Koldo CAMPOS Escritor
¡Allendeeeeeee!
Porque no hay mejor antídoto contra la muerte que la memoria ni memoria más honda que la que se comparte, una feliz noche, la memoria de Chile, después de muchos años de rondar los sueños de la infamia, vistió sus más bellas virtudes, calzó sus más largas razones y, amparada a la luz de las sombras, eludió las verjas del santuario en el que el augusto penaba su vida. Una solidaria ventana que había quedado abierta propició la entrada.
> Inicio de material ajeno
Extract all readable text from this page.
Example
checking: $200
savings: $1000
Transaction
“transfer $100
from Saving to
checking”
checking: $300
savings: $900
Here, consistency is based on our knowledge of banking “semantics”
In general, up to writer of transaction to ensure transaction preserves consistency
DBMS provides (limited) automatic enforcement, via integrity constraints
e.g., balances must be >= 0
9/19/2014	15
Ajenos a su presencia, seis guardaespaldas roncaban confiados entre los jardines y el salón. La memoria sabía cual era su habitación porque era la única que seguía iluminada. Desde hacía muchos años, un once de septiembre, el augusto nunca apagaba la luz al acostarse. Temía esos fantasmas del pasado que nunca había logrado sepultar. Le había sido fácil enterrar los huesos de sus crímenes, hasta de dos en dos aclaró alguna vez haberlos enterrado... pero no hay tierra que cubra la memoria.
La puerta de su habitación también quiso sumarse al agasajo y, antes de que la memoria la empujara, dio su permiso.
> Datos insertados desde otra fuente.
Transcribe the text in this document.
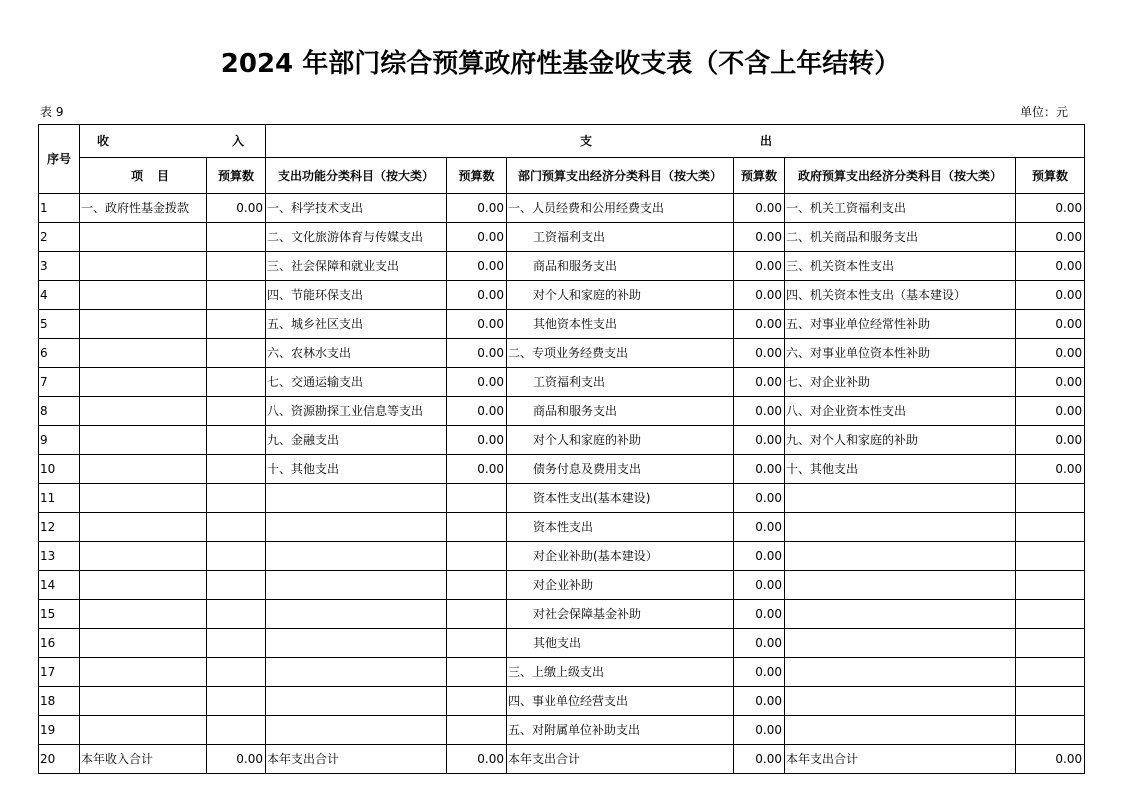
2024 年部门综合预算政府性基金收支表（不含上年结转）
表 9	单位：元
序号	收 入		支 出					
	项 目	预算数	支出功能分类科目（按大类）	预算数	部门预算支出经济分类科目（按大类）	预算数	政府预算支出经济分类科目（按大类）	预算数
1	一、政府性基金拨款	0.00	一、科学技术支出	0.00	一、人员经费和公用经费支出	0.00	一、机关工资福利支出	0.00
2			二、文化旅游体育与传媒支出	0.00	工资福利支出	0.00	二、机关商品和服务支出	0.00
3			三、社会保障和就业支出	0.00	商品和服务支出	0.00	三、机关资本性支出	0.00
4			四、节能环保支出	0.00	对个人和家庭的补助	0.00	四、机关资本性支出（基本建设）	0.00
5			五、城乡社区支出	0.00	其他资本性支出	0.00	五、对事业单位经常性补助	0.00
6			六、农林水支出	0.00	二、专项业务经费支出	0.00	六、对事业单位资本性补助	0.00
7			七、交通运输支出	0.00	工资福利支出	0.00	七、对企业补助	0.00
8			八、资源勘探工业信息等支出	0.00	商品和服务支出	0.00	八、对企业资本性支出	0.00
9			九、金融支出	0.00	对个人和家庭的补助	0.00	九、对个人和家庭的补助	0.00
10			十、其他支出	0.00	债务付息及费用支出	0.00	十、其他支出	0.00
11					资本性支出(基本建设)	0.00		
12					资本性支出	0.00		
13					对企业补助(基本建设）	0.00		
14					对企业补助	0.00		
15					对社会保障基金补助	0.00		
16					其他支出	0.00		
17					三、上缴上级支出	0.00		
18					四、事业单位经营支出	0.00		
19					五、对附属单位补助支出	0.00		
20	本年收入合计	0.00	本年支出合计	0.00	本年支出合计	0.00	本年支出合计	0.00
El hedor dentro de la habitación era insoportable, la inevitable consecuencia de su vida y el presagio de un próximo final. Un uniforme militar de gala en el que su pechera exhibía sus muchas canalladas colgaba de una silla muy cerca de la cama en que dormía.
La memoria se aproximó a la cabecera, acercó su boca al oído del augusto y, entonces, deslizó tímpano abajo en un largo susurro la mágica palabra... ¡Allendeeeeeeeeeeee!
Por la mañana, el periódico El Mercurio lloraba la noticia: «Muere Pinochet de un ataque al corazón».